This morning was a comforting morning. We did receive both good and bad news, but Matthew seemed to be doing well - mornings are the best. He woke up requesting a shower (trust me, this is a first for my 9 year old boy)! We got him all clean, he ate a nice breakfast, and then we decided to go down to 'church'. Primary Children's Hospital offers a 30 minute sacrament meeting. It is such a great service to the families here. Matthew seemed very comforted by this little bit of normalcy. I am not sure I have ever felt the Spirit quite as strongly as I did in that little meeting. As the congregation began singing, "We Thank Thee O God For a Prophet', I became overwhelmed with emotion, and comforted at the same time. I was totally unprepared to lose it (i.e. I didn't bring any tissues!) but luckily they line the sides of the chapel with boxes of tissues. It was tremendously comforting to be surrounded with families who also have critically ill children, but also have the same faith as I do. Matthew's spirit has always been bigger than his little body. From a very young age he has received comfort and guidance from Heavenly Father. Now is no different. Matt's faith buoys up my faith, his strength makes me stronger, and his happy demeanor helps me remember to have joy.

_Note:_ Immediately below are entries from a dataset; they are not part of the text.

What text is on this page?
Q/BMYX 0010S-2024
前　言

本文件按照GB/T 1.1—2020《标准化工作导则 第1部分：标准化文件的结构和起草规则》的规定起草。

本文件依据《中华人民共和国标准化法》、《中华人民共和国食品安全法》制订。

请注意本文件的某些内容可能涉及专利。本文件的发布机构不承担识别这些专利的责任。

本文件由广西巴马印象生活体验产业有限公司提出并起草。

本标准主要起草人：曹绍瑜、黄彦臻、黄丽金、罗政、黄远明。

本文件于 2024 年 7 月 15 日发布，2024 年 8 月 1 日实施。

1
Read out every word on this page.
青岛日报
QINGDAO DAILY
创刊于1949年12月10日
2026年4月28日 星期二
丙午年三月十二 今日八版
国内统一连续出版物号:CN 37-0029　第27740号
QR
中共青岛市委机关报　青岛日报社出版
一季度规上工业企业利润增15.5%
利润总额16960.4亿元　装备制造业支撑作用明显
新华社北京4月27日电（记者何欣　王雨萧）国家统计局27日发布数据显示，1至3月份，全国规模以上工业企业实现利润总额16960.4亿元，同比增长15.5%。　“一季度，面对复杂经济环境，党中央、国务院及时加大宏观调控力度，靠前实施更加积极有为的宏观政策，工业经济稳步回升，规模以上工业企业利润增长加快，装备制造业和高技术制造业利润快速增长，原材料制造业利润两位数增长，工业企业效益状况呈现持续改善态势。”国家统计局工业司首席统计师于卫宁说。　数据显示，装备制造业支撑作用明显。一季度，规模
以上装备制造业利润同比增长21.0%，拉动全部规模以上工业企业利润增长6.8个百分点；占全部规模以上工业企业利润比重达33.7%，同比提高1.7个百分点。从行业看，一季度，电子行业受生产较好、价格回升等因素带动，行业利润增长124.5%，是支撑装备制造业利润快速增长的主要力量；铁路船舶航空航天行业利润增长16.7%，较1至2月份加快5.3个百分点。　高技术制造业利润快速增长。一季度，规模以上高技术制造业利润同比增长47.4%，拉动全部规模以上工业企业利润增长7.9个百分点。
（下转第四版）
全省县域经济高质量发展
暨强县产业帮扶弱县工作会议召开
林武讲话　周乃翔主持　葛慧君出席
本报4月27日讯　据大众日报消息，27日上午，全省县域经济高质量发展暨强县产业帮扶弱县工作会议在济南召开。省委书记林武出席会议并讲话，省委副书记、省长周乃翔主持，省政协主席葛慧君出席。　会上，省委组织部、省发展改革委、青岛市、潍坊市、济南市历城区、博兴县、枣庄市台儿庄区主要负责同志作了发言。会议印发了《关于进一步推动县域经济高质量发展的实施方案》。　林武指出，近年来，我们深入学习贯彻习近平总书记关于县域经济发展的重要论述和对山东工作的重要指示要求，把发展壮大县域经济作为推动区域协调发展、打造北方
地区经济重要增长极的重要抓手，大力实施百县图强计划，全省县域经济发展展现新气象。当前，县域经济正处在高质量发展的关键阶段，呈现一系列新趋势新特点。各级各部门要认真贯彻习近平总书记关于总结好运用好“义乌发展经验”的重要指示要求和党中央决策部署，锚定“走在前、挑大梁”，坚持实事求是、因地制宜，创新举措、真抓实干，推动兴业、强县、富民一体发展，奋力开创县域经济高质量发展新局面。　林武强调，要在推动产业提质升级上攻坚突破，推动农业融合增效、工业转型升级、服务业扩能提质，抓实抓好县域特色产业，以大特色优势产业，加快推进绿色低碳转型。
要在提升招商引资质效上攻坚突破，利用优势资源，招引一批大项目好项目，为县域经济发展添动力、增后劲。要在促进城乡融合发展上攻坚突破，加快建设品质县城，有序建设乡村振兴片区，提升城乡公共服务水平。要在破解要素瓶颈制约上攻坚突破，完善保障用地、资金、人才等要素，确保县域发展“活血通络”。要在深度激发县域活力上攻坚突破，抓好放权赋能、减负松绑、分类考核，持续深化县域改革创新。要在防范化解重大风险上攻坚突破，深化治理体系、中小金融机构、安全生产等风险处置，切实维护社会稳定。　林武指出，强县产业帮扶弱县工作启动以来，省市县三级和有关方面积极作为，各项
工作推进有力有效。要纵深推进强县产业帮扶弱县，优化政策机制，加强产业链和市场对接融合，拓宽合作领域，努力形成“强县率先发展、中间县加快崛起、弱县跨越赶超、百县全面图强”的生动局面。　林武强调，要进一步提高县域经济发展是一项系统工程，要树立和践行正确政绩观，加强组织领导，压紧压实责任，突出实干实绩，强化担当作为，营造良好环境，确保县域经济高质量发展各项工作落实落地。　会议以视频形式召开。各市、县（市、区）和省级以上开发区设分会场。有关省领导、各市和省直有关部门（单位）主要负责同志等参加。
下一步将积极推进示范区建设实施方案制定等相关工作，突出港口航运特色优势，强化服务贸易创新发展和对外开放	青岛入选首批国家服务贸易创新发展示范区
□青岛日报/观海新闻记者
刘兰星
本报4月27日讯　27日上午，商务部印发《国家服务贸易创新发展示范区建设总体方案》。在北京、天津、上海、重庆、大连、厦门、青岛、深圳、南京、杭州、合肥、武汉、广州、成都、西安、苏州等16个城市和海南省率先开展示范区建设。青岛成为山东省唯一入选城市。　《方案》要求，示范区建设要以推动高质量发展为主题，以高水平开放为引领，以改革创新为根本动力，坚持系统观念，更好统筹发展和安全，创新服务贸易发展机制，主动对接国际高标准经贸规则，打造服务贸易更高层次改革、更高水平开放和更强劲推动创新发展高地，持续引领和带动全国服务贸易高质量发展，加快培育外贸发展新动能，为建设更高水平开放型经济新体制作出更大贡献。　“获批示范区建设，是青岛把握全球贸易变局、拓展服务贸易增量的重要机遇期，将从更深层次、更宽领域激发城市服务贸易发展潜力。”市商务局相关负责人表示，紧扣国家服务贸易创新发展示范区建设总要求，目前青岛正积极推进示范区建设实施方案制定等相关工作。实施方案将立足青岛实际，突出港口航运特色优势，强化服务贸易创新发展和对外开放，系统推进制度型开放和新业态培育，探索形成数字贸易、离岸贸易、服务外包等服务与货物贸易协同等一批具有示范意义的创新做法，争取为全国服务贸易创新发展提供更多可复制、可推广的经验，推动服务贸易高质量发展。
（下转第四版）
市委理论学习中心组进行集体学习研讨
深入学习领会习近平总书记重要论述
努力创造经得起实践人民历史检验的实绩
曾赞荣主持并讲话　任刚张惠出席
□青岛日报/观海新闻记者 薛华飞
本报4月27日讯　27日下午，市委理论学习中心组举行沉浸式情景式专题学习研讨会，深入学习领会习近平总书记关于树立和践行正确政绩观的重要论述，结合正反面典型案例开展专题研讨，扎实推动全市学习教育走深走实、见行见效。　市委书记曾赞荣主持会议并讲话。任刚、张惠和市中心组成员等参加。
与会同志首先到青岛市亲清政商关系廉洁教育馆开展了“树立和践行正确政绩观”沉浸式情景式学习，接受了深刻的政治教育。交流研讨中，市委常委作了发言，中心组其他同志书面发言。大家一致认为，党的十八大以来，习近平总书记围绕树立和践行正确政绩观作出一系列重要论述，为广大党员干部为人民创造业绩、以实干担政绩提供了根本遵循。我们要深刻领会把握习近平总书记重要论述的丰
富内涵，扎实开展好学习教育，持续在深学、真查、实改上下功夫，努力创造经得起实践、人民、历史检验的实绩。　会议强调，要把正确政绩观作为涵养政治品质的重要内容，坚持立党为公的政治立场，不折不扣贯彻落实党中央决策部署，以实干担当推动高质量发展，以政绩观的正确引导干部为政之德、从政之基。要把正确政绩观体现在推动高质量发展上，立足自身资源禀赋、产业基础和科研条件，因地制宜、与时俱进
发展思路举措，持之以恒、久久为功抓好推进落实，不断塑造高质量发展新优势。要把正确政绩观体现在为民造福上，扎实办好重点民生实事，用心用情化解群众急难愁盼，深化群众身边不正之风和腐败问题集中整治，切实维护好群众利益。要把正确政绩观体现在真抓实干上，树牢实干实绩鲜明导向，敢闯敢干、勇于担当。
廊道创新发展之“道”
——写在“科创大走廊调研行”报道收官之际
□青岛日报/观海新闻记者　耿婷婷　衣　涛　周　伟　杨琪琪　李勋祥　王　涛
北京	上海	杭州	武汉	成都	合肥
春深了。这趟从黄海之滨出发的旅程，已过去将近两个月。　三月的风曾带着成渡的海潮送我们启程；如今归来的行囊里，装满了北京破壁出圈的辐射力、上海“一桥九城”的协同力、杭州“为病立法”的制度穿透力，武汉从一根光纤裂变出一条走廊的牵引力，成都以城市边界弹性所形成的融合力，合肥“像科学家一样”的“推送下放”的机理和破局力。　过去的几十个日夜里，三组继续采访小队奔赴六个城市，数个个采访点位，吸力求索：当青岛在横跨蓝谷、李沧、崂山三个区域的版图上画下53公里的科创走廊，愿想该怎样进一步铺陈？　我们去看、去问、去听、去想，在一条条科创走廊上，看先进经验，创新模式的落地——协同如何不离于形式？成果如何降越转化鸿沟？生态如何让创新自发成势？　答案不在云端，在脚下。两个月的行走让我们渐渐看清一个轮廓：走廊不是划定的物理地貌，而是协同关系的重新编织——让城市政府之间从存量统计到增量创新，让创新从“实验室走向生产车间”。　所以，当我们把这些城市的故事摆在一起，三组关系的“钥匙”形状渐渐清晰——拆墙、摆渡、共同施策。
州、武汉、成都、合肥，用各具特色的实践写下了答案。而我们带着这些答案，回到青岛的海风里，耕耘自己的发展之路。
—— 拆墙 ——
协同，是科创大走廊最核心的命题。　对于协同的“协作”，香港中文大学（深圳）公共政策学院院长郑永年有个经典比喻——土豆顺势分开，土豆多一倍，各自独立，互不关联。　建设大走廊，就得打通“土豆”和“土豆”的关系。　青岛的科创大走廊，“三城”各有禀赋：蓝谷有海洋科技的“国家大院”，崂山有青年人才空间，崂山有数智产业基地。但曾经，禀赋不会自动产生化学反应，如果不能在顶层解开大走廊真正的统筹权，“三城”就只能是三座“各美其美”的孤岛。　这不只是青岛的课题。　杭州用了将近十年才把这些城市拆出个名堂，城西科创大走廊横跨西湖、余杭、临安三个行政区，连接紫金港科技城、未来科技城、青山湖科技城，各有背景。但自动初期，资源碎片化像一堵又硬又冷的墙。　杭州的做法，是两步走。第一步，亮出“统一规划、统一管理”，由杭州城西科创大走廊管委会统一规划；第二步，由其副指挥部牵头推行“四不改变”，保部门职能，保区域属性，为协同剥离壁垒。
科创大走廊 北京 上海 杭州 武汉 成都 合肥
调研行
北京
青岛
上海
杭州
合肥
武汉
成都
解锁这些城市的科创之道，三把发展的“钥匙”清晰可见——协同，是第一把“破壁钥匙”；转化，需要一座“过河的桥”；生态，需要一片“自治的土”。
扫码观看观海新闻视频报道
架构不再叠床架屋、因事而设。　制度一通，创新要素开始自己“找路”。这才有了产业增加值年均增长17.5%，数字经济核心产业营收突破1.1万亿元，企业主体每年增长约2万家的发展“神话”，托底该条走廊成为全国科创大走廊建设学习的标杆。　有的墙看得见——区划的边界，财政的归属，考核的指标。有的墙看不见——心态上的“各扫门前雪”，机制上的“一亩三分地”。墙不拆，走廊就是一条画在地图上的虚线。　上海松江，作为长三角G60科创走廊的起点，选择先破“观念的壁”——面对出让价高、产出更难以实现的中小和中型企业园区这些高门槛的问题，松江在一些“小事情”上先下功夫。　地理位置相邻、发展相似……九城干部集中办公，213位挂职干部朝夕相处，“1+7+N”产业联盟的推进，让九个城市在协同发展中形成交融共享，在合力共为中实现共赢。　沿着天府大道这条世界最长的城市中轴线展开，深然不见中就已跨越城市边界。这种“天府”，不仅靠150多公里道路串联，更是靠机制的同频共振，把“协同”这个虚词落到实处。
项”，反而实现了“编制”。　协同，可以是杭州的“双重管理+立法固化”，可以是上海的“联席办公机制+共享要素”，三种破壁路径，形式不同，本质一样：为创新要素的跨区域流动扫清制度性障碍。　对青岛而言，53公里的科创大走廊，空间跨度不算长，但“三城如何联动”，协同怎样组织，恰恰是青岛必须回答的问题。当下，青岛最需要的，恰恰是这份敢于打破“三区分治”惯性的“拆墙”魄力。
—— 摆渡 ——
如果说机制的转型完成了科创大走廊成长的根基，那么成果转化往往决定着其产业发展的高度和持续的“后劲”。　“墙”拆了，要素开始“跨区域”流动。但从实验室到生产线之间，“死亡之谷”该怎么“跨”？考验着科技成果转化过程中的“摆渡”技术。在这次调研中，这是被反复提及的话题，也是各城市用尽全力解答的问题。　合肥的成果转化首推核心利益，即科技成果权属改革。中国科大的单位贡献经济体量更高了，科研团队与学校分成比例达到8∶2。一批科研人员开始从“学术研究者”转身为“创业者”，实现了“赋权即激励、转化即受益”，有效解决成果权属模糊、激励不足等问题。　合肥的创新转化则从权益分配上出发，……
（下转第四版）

Now for the 'news'. The good news is that this morning they were talking about sending him home tomorrow (yea!!!). He needs awhile to heal from the surgery before we begin treating the tumor. I can't tell you how wonderful it sounds to sleep in my own bed, surrounded by all of my boys. I think it would be good for Matt, as well. Now, it has been made clear to me that Oncology may have very different ideas about when it will be appropriate to send him home - they often want to start treatment right away, so we'll see if Neurosurgery wins this particular battle! :-) The bad news is that the MRI they took yesterday (remember, they just got the brain, not the spine) showed seeding in the spinal cord, which they had strongly suspected after the first MRI. We are disappointed and heartsick to know that the tumor has spread. However, Dr. Walker hasn't seen the films yet, and he may still think there's some question.
Thank you all again for all of your prayers on our behalf. It is amazing how comforted I feel.